ASAP*

2010-11-04 11:15

As soon as I said this I realised I'd made a mistake [...]. It was like when you make a move in chess and just as you take your finger off the piece, you see the mistake you've made, and there's this panic because you don't know yet the scale of disaster you've left yourself open to. Sure enough, I saw a gleam come into Ruth's eyes and when she spoke again it was in an entirely new voice. (Gdy tylko to powiedziałam, zorientowałam się, że popełniłam błąd [...]. To było jak kiedy robisz ruch w szachach i gdy tylko oderwiesz rękę od figury, widzisz błąd, który popełniłeś, i ta panika, ponieważ nie znasz jeszcze skali katastrofy, na którą właśnie się wystawiłeś. Naturalnie, widziałam jak w oczach Ruth pojawia się blask i kiedy znowu mówiła, miała zupełnie inny głos).

[...]

As I've said, it wasn't until a long time afterwards [...] that I realised just how significant our little encounter [...] had been. I was upset at the time, yes. But I didn't believe it to be anything so different from other tiffs we'd had. It never occurred to me that our lives, until then so closely interwoven, could unravel and separate over a thing like that. But the fact was, I suppose, there were powerful tides tugging us apart by then, and it only needed something like that to finish the task. If we'd understood that back then–who knows?–maybe we'd have kept a tighter hold of one another. (Jak powiedziałam, dopiero po upływie długiego czasu [...] zrozumiałam, jak duże znaczenie miało to małe spięcie [...]. Zdenerwowałam się wtedy, tak. Niemniej nie sądziłam, że było to coś tak odmiennego od innych sprzeczek, które się nam zdarzały. Nigdy mi nie przyszło do głowy, że nasze życie, do tej pory tak ściśle splecione, mogłoby się rozwiązać i rozdzielić wskutek czegoś takiego. Tymczasem w gruncie rzeczy, jak mi się wydaje, już wcześniej istniały potężne emocje ciągnące nas w odmiennych kierunkach i potrzeba było tylko czegoś takiego, by ostatecznie nas rozdzieliły. Gdybyśmy wtedy to rozumieli – kto wie? – może ściślej byśmy się siebie nawzajem trzymali).

 

                                          Never Let Me Go (Nigdy nie daj mi odejść), 千万别丢下我 (Kazuo Ishiguro)

 

Dostrzegam te momenty, kiedy w rolę dotychczasowej sympatii zaczyna się wcielać zawiść – zawsze się wtedy zastanawiam, czy jestem jedynym widzem na jej przedstawieniu... Oglądam, jak życzliwa uprzejmość staje się wroga, i wiem, gdzie leży każdy jeden kamień węgielny pod różnej wysokości wieżami moich międzyludzkich niepowodzeń. Od czasu do czasu wspominam tę chwilę sprzed paru lat, w której pewna rzecz sprawiła, że po raz pierwszy pozostałam bierna, choć normalnie podjęłabym działanie. To od niej zaczęła się wszelka moja bierność, gdziekolwiek ją dziś rozpoznaję. Nigdy jej nie lubiłam, ale nic już nie mogę zrobić z tymi sytuacjami – pierwsza okazała się reinkarnacyjna...
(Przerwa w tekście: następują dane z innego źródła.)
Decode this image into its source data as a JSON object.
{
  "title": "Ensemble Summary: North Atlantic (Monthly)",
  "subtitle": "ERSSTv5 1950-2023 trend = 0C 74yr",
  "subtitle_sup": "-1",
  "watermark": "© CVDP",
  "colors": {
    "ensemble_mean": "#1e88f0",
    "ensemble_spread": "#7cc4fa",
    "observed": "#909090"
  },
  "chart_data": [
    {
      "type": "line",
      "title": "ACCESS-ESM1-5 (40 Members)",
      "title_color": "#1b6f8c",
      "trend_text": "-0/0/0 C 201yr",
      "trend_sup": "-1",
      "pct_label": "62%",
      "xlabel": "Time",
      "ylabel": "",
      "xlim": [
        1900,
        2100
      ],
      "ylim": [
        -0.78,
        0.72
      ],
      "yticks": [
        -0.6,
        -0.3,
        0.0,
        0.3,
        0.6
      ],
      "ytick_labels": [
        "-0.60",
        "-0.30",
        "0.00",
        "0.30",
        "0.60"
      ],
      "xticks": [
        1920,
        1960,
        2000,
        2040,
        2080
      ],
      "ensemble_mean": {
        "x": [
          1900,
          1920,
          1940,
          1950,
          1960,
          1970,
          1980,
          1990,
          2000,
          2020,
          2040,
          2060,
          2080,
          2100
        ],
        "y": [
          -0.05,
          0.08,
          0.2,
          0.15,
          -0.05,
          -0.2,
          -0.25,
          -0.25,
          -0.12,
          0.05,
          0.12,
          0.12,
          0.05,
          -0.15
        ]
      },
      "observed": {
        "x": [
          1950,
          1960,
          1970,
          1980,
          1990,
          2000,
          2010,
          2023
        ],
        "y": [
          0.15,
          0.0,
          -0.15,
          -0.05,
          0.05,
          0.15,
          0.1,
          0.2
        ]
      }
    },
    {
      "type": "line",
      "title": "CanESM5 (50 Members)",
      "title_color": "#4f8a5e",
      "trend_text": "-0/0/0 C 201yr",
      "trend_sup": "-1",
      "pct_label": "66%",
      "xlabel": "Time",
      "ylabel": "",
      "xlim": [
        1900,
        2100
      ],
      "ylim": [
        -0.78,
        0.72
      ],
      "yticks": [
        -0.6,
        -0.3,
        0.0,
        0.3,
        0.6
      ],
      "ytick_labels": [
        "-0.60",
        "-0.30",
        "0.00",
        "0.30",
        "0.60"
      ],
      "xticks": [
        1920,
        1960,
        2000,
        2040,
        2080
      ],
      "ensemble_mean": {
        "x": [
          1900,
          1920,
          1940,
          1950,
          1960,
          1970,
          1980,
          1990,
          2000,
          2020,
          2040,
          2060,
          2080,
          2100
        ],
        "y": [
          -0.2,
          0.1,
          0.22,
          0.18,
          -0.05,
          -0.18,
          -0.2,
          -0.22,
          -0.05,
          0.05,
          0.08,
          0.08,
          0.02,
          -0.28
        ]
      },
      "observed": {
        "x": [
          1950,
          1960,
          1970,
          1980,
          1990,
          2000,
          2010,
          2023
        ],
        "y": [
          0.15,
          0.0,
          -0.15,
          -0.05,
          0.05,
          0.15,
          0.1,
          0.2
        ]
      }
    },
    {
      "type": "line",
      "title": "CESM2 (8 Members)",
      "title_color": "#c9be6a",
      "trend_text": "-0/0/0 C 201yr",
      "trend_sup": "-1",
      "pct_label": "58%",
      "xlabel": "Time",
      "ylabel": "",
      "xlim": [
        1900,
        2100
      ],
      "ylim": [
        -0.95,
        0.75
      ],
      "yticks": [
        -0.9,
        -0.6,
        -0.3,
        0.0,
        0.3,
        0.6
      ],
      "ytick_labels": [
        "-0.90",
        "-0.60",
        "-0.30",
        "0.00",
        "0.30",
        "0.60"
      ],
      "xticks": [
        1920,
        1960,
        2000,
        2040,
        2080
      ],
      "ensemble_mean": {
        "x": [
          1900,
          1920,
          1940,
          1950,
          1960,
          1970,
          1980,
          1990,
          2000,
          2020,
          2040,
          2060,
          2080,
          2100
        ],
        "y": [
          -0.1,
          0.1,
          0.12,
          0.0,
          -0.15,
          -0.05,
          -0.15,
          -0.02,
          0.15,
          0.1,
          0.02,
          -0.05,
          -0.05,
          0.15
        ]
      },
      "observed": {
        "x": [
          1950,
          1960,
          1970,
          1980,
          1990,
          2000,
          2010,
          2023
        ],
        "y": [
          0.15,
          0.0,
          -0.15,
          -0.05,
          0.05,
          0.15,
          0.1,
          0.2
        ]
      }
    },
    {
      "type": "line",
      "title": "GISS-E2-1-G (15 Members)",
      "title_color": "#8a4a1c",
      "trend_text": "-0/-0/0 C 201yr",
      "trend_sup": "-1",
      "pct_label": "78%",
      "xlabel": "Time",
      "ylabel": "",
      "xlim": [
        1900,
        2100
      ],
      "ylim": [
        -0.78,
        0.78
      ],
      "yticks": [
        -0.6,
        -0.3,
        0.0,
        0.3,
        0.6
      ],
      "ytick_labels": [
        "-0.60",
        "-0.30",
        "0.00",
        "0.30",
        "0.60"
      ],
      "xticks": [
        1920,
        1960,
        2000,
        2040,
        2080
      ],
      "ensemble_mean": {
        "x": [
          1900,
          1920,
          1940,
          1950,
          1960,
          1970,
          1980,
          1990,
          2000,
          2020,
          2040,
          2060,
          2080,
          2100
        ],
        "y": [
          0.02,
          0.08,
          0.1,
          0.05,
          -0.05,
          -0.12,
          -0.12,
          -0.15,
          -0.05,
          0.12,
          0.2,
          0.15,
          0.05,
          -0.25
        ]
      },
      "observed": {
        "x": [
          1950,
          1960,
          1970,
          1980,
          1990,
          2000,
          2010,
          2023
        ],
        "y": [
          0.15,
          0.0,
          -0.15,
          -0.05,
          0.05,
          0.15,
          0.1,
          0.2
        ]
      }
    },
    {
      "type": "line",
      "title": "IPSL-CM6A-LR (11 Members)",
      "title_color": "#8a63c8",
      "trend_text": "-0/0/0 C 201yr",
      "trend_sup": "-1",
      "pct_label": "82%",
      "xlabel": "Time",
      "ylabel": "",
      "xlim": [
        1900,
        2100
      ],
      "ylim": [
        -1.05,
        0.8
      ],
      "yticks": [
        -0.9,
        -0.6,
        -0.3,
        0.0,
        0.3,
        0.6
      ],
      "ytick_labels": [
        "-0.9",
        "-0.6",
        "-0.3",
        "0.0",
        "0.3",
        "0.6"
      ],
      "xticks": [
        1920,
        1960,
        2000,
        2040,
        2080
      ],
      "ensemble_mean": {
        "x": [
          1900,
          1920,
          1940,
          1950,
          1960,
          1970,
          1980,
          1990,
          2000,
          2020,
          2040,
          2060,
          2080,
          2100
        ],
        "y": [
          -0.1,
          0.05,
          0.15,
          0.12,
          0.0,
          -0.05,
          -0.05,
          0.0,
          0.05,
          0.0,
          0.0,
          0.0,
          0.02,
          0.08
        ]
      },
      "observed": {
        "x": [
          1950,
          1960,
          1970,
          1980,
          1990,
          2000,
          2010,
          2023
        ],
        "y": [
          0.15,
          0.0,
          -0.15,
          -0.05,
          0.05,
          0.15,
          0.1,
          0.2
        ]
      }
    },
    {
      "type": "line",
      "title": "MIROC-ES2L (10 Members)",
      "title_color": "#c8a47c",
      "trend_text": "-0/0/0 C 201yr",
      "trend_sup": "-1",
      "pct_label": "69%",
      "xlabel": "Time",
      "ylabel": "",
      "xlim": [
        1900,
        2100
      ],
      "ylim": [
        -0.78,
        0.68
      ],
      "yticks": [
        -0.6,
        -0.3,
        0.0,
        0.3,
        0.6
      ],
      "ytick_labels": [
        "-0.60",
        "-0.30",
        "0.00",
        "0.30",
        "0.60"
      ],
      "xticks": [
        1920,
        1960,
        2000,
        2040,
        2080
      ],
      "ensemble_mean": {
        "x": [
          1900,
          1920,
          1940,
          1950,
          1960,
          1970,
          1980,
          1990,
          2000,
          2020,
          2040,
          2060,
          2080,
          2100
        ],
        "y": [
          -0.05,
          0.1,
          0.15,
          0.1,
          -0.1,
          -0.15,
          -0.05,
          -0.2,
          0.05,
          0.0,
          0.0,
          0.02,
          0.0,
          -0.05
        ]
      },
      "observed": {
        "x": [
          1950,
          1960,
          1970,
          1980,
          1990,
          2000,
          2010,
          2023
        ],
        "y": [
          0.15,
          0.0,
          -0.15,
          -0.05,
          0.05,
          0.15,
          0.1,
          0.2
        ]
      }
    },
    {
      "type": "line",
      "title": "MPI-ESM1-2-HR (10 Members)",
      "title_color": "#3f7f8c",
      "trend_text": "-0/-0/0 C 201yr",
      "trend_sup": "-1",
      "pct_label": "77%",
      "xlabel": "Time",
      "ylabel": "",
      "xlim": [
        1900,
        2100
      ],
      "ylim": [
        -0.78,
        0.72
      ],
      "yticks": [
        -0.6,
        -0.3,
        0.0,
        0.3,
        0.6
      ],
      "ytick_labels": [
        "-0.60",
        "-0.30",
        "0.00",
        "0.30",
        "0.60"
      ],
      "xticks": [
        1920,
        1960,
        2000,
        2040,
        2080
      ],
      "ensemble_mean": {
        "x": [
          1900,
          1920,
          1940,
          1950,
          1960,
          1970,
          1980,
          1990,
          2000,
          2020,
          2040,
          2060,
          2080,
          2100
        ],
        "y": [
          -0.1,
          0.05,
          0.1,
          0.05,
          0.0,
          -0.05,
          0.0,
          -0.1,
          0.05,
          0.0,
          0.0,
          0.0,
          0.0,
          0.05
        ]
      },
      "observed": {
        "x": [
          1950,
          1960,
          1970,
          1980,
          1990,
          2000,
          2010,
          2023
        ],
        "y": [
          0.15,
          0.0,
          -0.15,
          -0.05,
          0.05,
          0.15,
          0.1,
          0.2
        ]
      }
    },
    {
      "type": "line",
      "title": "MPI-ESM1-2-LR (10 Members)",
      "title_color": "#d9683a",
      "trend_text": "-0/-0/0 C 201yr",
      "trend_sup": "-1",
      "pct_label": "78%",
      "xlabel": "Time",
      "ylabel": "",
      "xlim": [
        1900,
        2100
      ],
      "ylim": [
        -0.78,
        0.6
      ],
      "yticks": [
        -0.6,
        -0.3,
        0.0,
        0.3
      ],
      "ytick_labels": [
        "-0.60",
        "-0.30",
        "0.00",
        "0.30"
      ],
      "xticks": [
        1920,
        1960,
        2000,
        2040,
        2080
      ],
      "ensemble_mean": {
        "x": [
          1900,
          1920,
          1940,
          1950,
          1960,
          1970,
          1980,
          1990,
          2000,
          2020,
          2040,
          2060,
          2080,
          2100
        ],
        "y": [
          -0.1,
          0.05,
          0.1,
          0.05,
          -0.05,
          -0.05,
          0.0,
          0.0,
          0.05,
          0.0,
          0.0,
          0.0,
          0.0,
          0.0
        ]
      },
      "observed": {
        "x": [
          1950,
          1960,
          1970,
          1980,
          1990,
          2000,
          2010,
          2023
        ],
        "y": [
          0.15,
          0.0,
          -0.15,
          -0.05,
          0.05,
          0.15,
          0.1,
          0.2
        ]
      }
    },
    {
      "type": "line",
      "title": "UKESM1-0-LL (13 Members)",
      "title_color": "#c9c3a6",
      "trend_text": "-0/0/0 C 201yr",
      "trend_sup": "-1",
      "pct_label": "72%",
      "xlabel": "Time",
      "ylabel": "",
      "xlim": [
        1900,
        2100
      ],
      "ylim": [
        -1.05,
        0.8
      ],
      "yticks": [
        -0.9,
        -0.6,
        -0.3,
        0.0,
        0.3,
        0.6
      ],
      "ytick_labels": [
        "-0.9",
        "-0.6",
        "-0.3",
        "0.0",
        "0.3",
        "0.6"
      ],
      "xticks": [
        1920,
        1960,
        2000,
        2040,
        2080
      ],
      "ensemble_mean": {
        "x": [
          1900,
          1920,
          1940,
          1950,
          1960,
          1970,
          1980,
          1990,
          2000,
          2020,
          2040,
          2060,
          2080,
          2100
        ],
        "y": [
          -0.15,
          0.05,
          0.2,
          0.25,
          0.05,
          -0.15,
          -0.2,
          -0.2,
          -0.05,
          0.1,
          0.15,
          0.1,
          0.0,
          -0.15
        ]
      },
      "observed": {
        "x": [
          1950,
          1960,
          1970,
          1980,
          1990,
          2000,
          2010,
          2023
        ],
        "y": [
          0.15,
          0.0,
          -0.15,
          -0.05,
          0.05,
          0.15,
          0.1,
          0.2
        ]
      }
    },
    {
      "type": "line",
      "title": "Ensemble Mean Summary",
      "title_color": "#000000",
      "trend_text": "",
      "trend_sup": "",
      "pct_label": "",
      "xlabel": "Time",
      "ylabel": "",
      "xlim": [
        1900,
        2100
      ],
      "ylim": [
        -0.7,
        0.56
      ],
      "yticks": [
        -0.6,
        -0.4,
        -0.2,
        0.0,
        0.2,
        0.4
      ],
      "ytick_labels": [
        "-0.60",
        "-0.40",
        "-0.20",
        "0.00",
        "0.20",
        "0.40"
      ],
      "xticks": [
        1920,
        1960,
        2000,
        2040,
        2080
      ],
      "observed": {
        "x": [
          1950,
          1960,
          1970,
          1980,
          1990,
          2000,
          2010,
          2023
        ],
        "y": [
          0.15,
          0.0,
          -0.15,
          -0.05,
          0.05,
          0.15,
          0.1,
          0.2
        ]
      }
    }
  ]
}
        Wielu ludzi ulega niebezpiecznemu złudzeniu, że potrafi się oprzeć wpływowi pewnych zajść i zjawisk, skutków własnych decyzji i zachowań. Niestety zwykle tak nie jest. Trudno postanowić, że będziemy przez trzy lata tyrać jak woły dzień i noc, ale potem wrócimy z tej pracy, jakby tych trzech lat nie było, i będziemy tymi samymi ludźmi. Prawdopodobnie nie będziemy. Upływ tego czasu na danym zajęciu wśród spotkanych osób zmieni nas i nie wiadomo, czy będziemy się sobie dalej po tym wszystkim podobać... Bierzemy jakąś dorywczą pracę albo pracę na próbę, a potem się okazuje, że właśnie ta „dorywcza” decyzja zmieniła nieodwracalnie ścieżkę naszej tzw. kariery zawodowej. I weź tu człowieku postępuj właściwie, kiedy masz niespełna piętnaście lat...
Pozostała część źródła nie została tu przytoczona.